2024_05_07_5a6327d0122d3ddd6bc6g

GTZ: a fast compression and cloud transmission tool optimized for FASTQ files
GTZ:针对 FASTQ 文件优化的快速压缩和云传输工具

Yuting Xing , Gen , Zhenguo Wang , Bolun Feng , Zhuo Song and Chengkun Wu
Yuting Xing , Gen , Zhenguo Wang , Bolun Feng , Zhuo Song and Chengkun Wu

From 16th International Conference on Bioinformatics (InCoB 2017)
摘自第 16 届国际生物信息学大会(InCoB 2017)
Shenzhen, China. 20-22 September 2017
中国,深圳2017 年 9 月 20-22 日

Abstract 摘要

Background: The dramatic development of DNA sequencing technology is generating real big data, craving for more storage and bandwidth. To speed up data sharing and bring data to computing resource faster and cheaper, it is necessary to develop a compression tool than can support efficient compression and transmission of sequencing data onto the cloud storage.
背景:DNA 测序技术的飞速发展正在产生真正的大数据,对存储和带宽的需求也越来越大。为了加快数据共享,使数据更快、更便宜地进入计算资源,有必要开发一种压缩工具,以支持测序数据在云存储中的高效压缩和传输。
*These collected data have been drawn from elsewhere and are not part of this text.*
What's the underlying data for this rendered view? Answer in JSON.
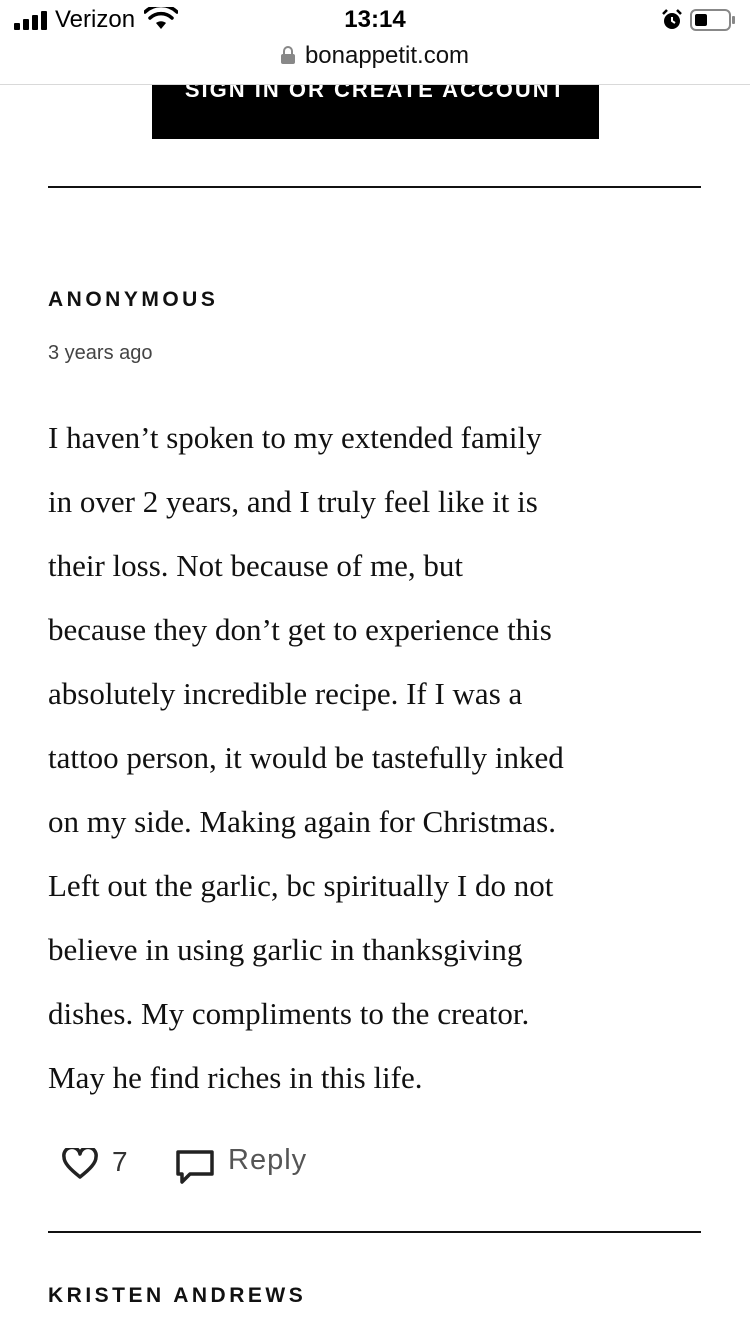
{
  "status_bar": {
    "carrier": "Verizon",
    "time": "13:14",
    "icons": [
      "signal-icon",
      "wifi-icon",
      "alarm-icon",
      "battery-icon"
    ]
  },
  "browser": {
    "url": "bonappetit.com",
    "lock_icon": "lock-icon"
  },
  "signin": {
    "label": "SIGN IN OR CREATE ACCOUNT"
  },
  "comment": {
    "author": "ANONYMOUS",
    "timestamp": "3 years ago",
    "body_lines": [
      "I haven’t spoken to my extended family",
      "in over 2 years, and I truly feel like it is",
      "their loss. Not because of me, but",
      "because they don’t get to experience this",
      "absolutely incredible recipe. If I was a",
      "tattoo person, it would be tastefully inked",
      "on my side. Making again for Christmas.",
      "Left out the garlic, bc spiritually I do not",
      "believe in using garlic in thanksgiving",
      "dishes. My compliments to the creator.",
      "May he find riches in this life."
    ],
    "likes": "7",
    "reply_label": "Reply"
  },
  "next_comment": {
    "author": "KRISTEN ANDREWS"
  },
  "colors": {
    "text": "#111111",
    "button_bg": "#000000",
    "button_text": "#ffffff"
  }
}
Results: This paper presents GTZ, a compression and transmission tool, optimized for FASTQ files. As a referencefree lossless FASTQ compressor, GTZ treats different lines of FASTQ separately, utilizes adaptive context modelling to estimate their characteristic probabilities, and compresses data blocks with arithmetic coding. GTZ can also be used to compress multiple files or directories at once. Furthermore, as a tool to be used in the cloud computing era, it is capable of saving compressed data locally or transmitting data directly into cloud by choice. We evaluated the performance of GTZ on some diverse FASTQ benchmarks. Results show that in most cases, it outperforms many other tools in terms of the compression ratio, speed and stability.
结果本文介绍了针对 FASTQ 文件优化的压缩和传输工具 GTZ。作为一种无参考无损 FASTQ 压缩器,GTZ 分别处理 FASTQ 的不同行,利用自适应上下文建模来估计它们的特征概率,并用算术编码压缩数据块。GTZ 还可用于一次性压缩多个文件或目录。此外,作为云计算时代的一种工具,它还能将压缩后的数据保存在本地或直接传输到云端。我们在一些不同的 FASTQ 基准上评估了 GTZ 的性能。结果表明,在大多数情况下,它在压缩率、速度和稳定性方面都优于许多其他工具。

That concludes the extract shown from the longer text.